OPEC also indicated that many populations are experiencing buyer’s remorse after dealing with the real-world impact of implementing renewable energy policies like net-zero carbon emissions. … “[W]e have seen energy issues climb back to the top of the agenda for populations as many glimpse how experimental net zero policies and targets impact their lives. They have legitimate concerns. How much will they cost in their current form? What benefits will they bring? Will they work as hyped? Are there other options to help reduce emissions? And what will happen if these forecasts, policies and targets do not materialize?” the statement read. This OPEC statement deviates significantly from most of its pronouncements in both its bluntness and tone.
Exxon’s Forecast to 2050
Exxon expects natural gas to increase its market share through 2050, the end of the forecast period, reaching almost 30 percent of all energy demand. Oil demand is expected to decline slightly by 2050, but it is still expected to play a dominant role, with growing demand in commercial transportation and in feedstocks for the chemicals industry. Coal use is expected to remain significant in parts of the developing world, but its global share is expected to drop below 15 percent by 2050 as China and developed nations are expected to shift toward lower-emission sources like renewables, nuclear and natural gas. Renewables and nuclear both are expected to see growth, contributing around 70 percent of incremental energy supplies to meet demand growth. (See figure below.)

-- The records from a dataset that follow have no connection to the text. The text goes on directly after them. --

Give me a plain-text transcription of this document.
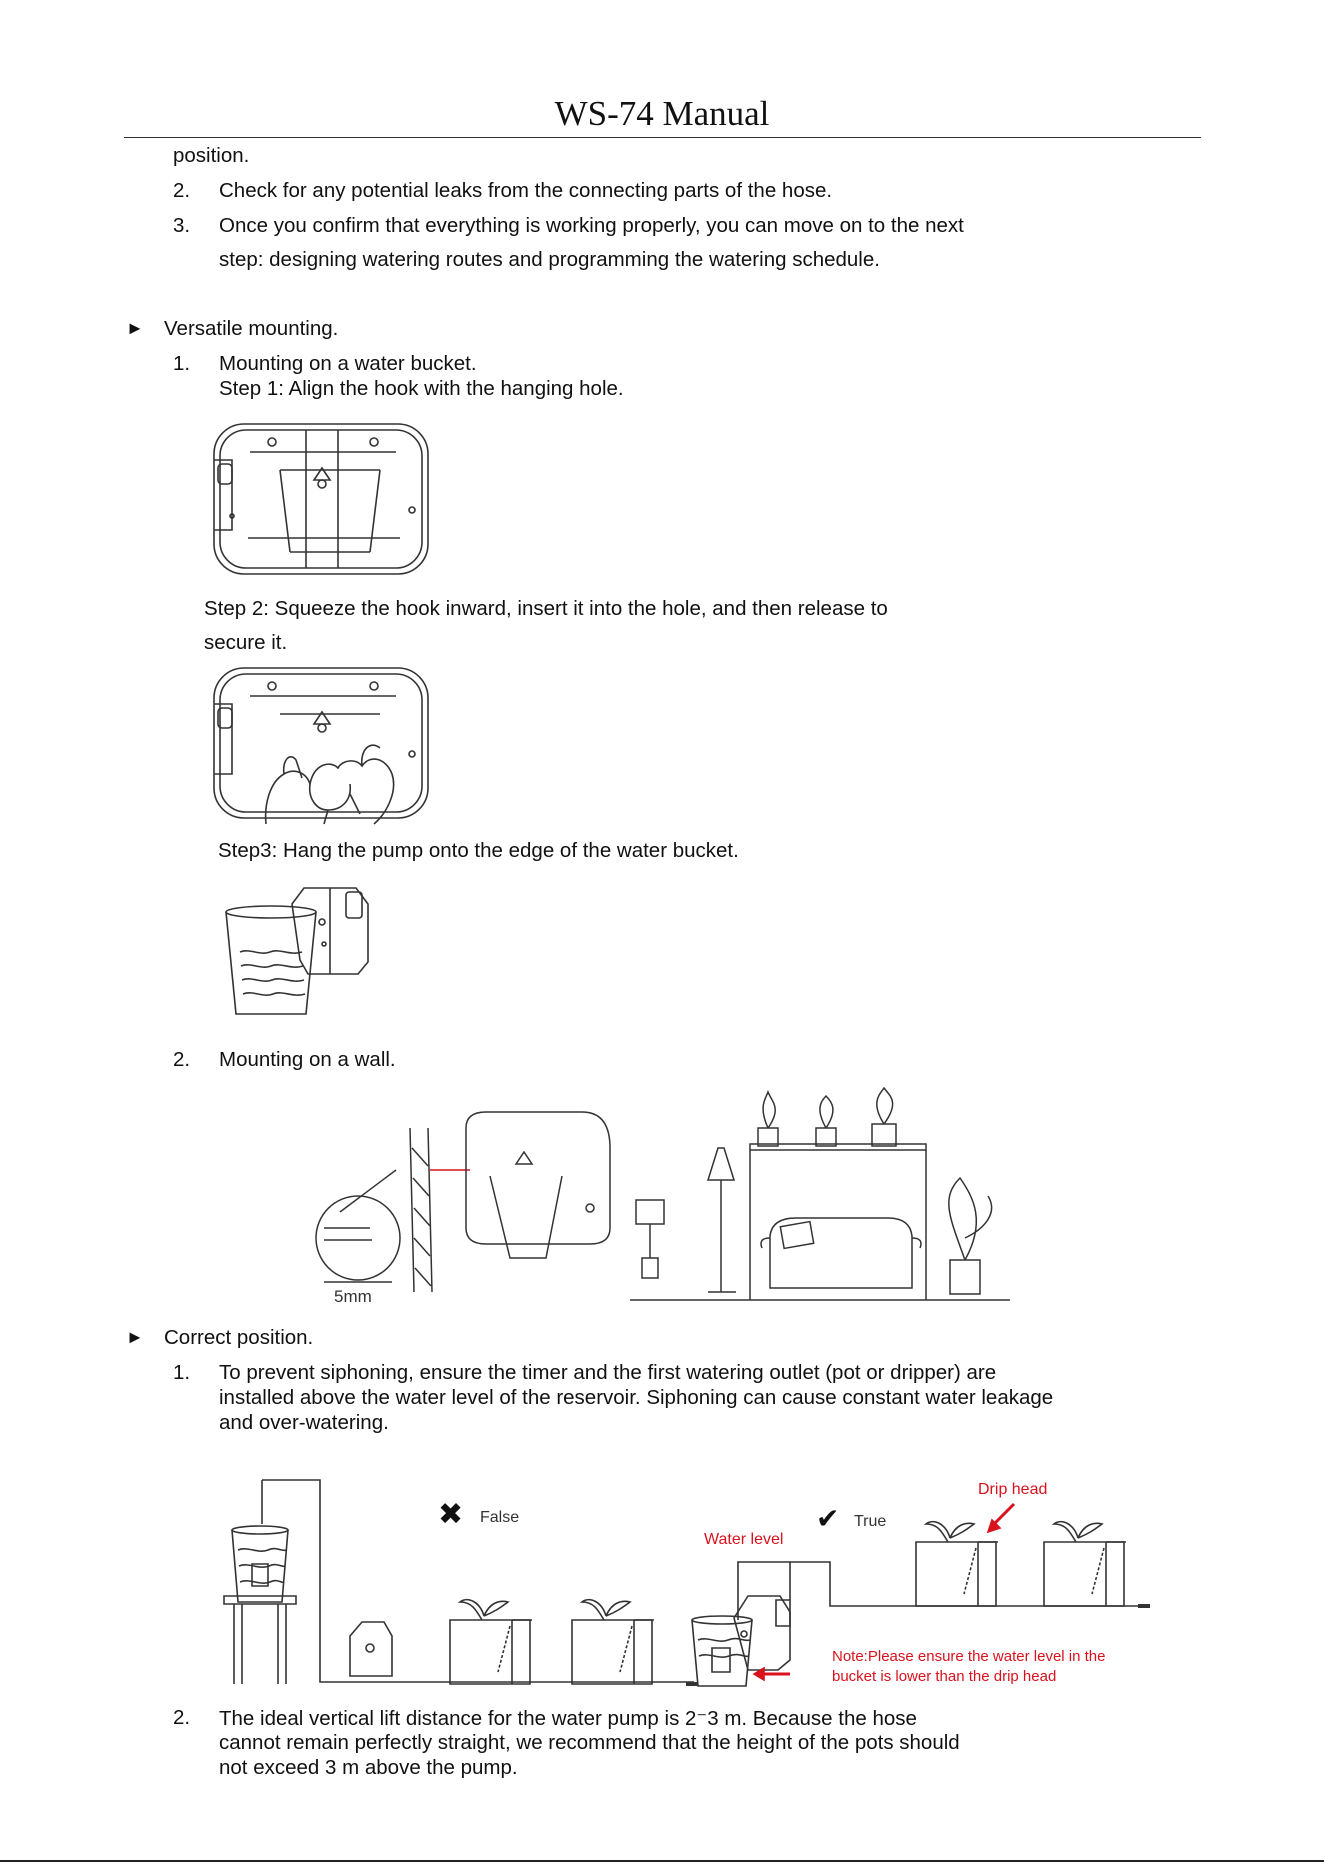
WS-74 Manual
position.
2. Check for any potential leaks from the connecting parts of the hose.
3. Once you confirm that everything is working properly, you can move on to the next
step: designing watering routes and programming the watering schedule.
► Versatile mounting.
1. Mounting on a water bucket.
Step 1: Align the hook with the hanging hole.
Step 2: Squeeze the hook inward, insert it into the hole, and then release to
secure it.
Step3: Hang the pump onto the edge of the water bucket.
2. Mounting on a wall.
5mm
► Correct position.
1. To prevent siphoning, ensure the timer and the first watering outlet (pot or dripper) are
installed above the water level of the reservoir. Siphoning can cause constant water leakage
and over-watering.
✖ False	✔ True
Water level
Drip head
Note:Please ensure the water level in the
bucket is lower than the drip head
2. The ideal vertical lift distance for the water pump is 2⁻3 m. Because the hose
cannot remain perfectly straight, we recommend that the height of the pots should
not exceed 3 m above the pump.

The IEA continues its propaganda against fossil fuels driven by wishful thinking and determination to ignore economic, scientific, and engineering realities. Because fossil fuels are overwhelmingly the most efficient forms of energy available now or in the future, market forces alone will not result in a massive shift away from them toward uncompetitive and unreliable forms of energy such as wind and solar power. The small shift in market share that is occurring is due to large government subsidies and other policy-driven interventions. Any major market shift would need to take place over decades as part of the long-term process of capital depreciation, investment, and changes in resource allocation. To obtain large reductions in emissions would require large reductions in the consumption of fossil fuels and correspondingly large increases in energy costs, which would affect the price and availability of all things that sustain human life. Consumers are already seeing increases in energy cost even with small shifts in what is supposedly “free” renewable energy. The IEA is an increasingly political, rather than data-driven agency seeking to tell its bosses in the OECD what they wish to hear through its models.